The deep sense of immediacy that has been evoked by the coronavirus pandemic has led leaders to prioritise health and safety over economic activities. With that, COVID-19 has demonstrated that market economics do not trump everything. Media, experts and politicians alike have cited “ethics” and “morals” – protecting the weak, showing community spirit – as the pillars of getting through the coronavirus crisis. As such, the pandemic seems to prove those wrong who assumed that economic value maximisation is the overarching impetus for our 21st century globalised lives. Still, I wonder – why is this realisation only emerging with the outbreak of a global pandemic? After all, climate change has been recognised as a problem (or indeed as a crisis) long before the current coronavirus was even born?

Climate change (for now!) is not as egalitarian as the coronavirus. It currently affects some areas more than others, which often coincide with marginalisation, and economic inequality. The COVID-19 pandemic, unlike other crises, is not localised to a specific region that can be ‘treated’ at a distance with aid packages from unaffected areas. It is a disease that very much affects all including the privileged. As such, it is perhaps one of the first times in global world history where both the rich and poor are simultaneously threatened by a crisis (this is not to say that everyone is equally affected. There are of course vast differences in accessibility to health care, as well as other socio-economic and political dispositions. The COVID-19 pandemic – just like climate change – may ultimately further global economic inequalities[2]). It is this mass-perceived immediate and simultaneous personal threat that affects everyone including powerful decision-makers, which has led to prompt, decisive action. Other crises, like climate change, which are perceived as more distant – particularly to the privileged and powerful – are not treated with the same urgency.
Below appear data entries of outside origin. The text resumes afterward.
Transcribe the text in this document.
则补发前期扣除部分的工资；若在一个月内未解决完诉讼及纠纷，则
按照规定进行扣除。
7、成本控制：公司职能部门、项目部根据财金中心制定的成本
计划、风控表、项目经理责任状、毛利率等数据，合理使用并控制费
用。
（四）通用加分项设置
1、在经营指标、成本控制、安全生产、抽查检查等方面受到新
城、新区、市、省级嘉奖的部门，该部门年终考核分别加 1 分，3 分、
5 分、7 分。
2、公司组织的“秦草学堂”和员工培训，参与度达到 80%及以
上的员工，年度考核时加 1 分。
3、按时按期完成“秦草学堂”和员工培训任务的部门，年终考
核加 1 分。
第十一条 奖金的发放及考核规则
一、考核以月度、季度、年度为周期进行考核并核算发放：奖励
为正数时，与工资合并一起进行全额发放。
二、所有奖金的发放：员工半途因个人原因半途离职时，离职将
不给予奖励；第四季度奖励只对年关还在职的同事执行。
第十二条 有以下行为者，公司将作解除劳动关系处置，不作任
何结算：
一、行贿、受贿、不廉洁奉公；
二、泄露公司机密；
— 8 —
Importantly however, the COVID-19 responses allow us crucial insights into what a crisis response can look like. The decrease in the consumption and production of goods and services as a result of the coronavirus pandemic measures has led to a momentary drastic decrease in greenhouse gas emissions. While emissions are expected to rise again as market economic activities resume, COVID-19 has demonstrated that people – most importantly leaders – are willing to sacrifice economic activity for the good of society – as long as the perceived threat feels immediate enough. The trump of non-economic concerns over market economics marks a historic moment in time and can give us hope that this can happen again in the future with other crises – notably climate change.


[1] Crisis in this article is defined as: “a time of great disagreement, confusion or suffering” (Cambridge Dictionary).